The Montreal Mirror Cover Story

Scaremeister David Gregory assembles a gang of first-class horror legends and local luminaries for his omnibus film The Theatre Bizarre.

Among the many deviant delights of the 15th annual Fantasia festival, omnibus film The Theatre Bizarre stands out as pure catnip for local genre fans. The compilation features an impres­sive roster of directors, including cult legends Richard Stanley (Hardware), Buddy Giovinazzo (Combat Shock) and effects master turned actor/director Tom Savini, along with Montreal-based horror/arthouse provocateurs Karim Hussain and Douglas Buck, Jeremy Kasten, and the project’s mastermind, producer/director David Gregory. A native of Nottingham, England, Gregory emigrated to the U.S. to pursue a career directing making-of documentaries for DVD reissues of classic horror films. After some years of this, he co­founded the distribution company Severin Films, dedicated to the restoration and reissuing of cult films.

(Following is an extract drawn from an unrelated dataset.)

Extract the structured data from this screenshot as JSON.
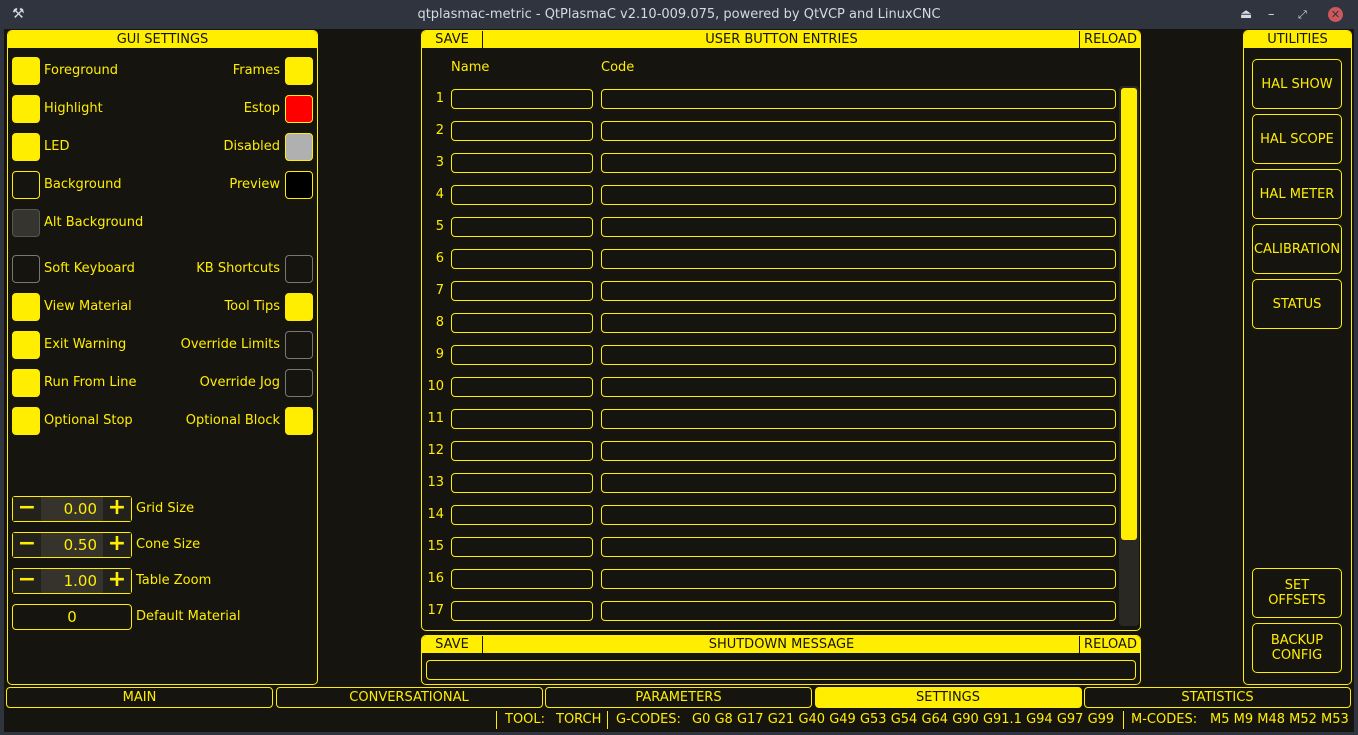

While Gregory was touring the festival circuit promoting the Severin-distributed cult hit Birdemic (including a stop at last year’s Fantasia), he happened to see the 1987 omnibus film Aria, a collection of opera interpretations from a variety of famous directors. Gregory had the notion of creating a similar film in the horror genre, with directors selected from “people I’d met on the festival circuit or whose films I’d restored.”

As a theme to tie the shorts together, “the idea was to set it in a Grand Guignol theatre.” This theatrical form thrived in France from the late-19th to mid-20th century; “people would go to watch these violent melodramas, and it was hugely popular until the Second World War, when suddenly it wasn’t so funny anymore. Ever since then, the term Grand Guignol has been used to describe anything extremely over-the-top and violent. So that’s the term I gave [the directors]—‘your movie will be playing in this theatre.’”

Jeremy Kasten, another L.A.-based filmmaker who Gregory discovered through Kasten’s theatrical “Halloween spook shows,” was chosen as the director of the film’s connecting segments, featuring Udo Kier as the host of the titular theatre. And though the films certainly fit with the Grand Guignol theme, they’re remarkably different in style, ranging from old-school monster movies to thought-provoking art pieces.

BLOODY VISIONS

One of the film’s most striking segments comes from Montreal-based director Karim Hussain. Entitled “Vision Stains,” it tells the tale of an obsessed woman (Kaniehtiio Horn) who kills des­perate street people and steals their memories (through graphic and gruesome pseudo-scientific means) in order to preserve their stories.

A rare horror flick with emotional heft to match its gore content, the film is grounded by Horn’s intense performance. “In North America, it’s becoming harder to make movies that push bound­aries,” complains Hussain while praising his star. “Many young actresses are just interested in looking pretty, and thumbing their nudity riders with their agent over their shoulder. She’s not like that—she’s a real actress with guts.”

Also a cinematographer, Hussain shot two other segments in the film, including the contribution from the reclusive Stanley. The director had “kind of disappeared into the wilderness after being fired from [1996 Marlon Brando flop] The Island of Dr. Moreau,” says Gregory. “I didn’t know if he was still interested in filmmaking, but as it turns out he had this script.”

Reached by the Mirror in his native South Africa, Stanley describes his screenplay as having appropriately supernatural origins. “One of the credited screenwriters, Moag, is a fictional demon rather than a human being,” he explains, “because when we were putting it together, we channelled from a Ouija board.” Inspired by the spooky atmosphere in Stanley’s adopted home of the Pyrenees, the film follows a young tourist couple who get caught up in the local mythology—learning, as Stanley says, that “just because you don’t believe in it doesn’t make it go away.”

Perhaps the most exciting segment for hardcore horror fans is the contribution from legendary effects master Tom Savini. His short, which he directed and stars in, is an exploration of dreams. “When you dream, that’s the closest you are to being God,” Savini explains. “Even though it’s absurd, you totally believe in the world you’ve created.” The opening scene explores a primal male phobia in graphic terms. Savini anticipates that “guys that watch it will grab their crotches, and women will cheer!” For a short, the film includes a number of impressively over-the-top set pieces. “If my name is on something, you expect a bloodbath,” says Savini with a laugh.

All the directors (who’ll be in town for the Fantasia screening and at a conference to discuss the film) speak highly of Gregory’s vision, and the upstart impresario has assembled a truly unique mishmash of genres under the Grand Guignol umbrella. “I’ve always liked things that you can possibly say are both beautiful and disgusting at the same time,” he says with a chuckle. “I like that you can mix things at two ends of the taste spectrum in that way.”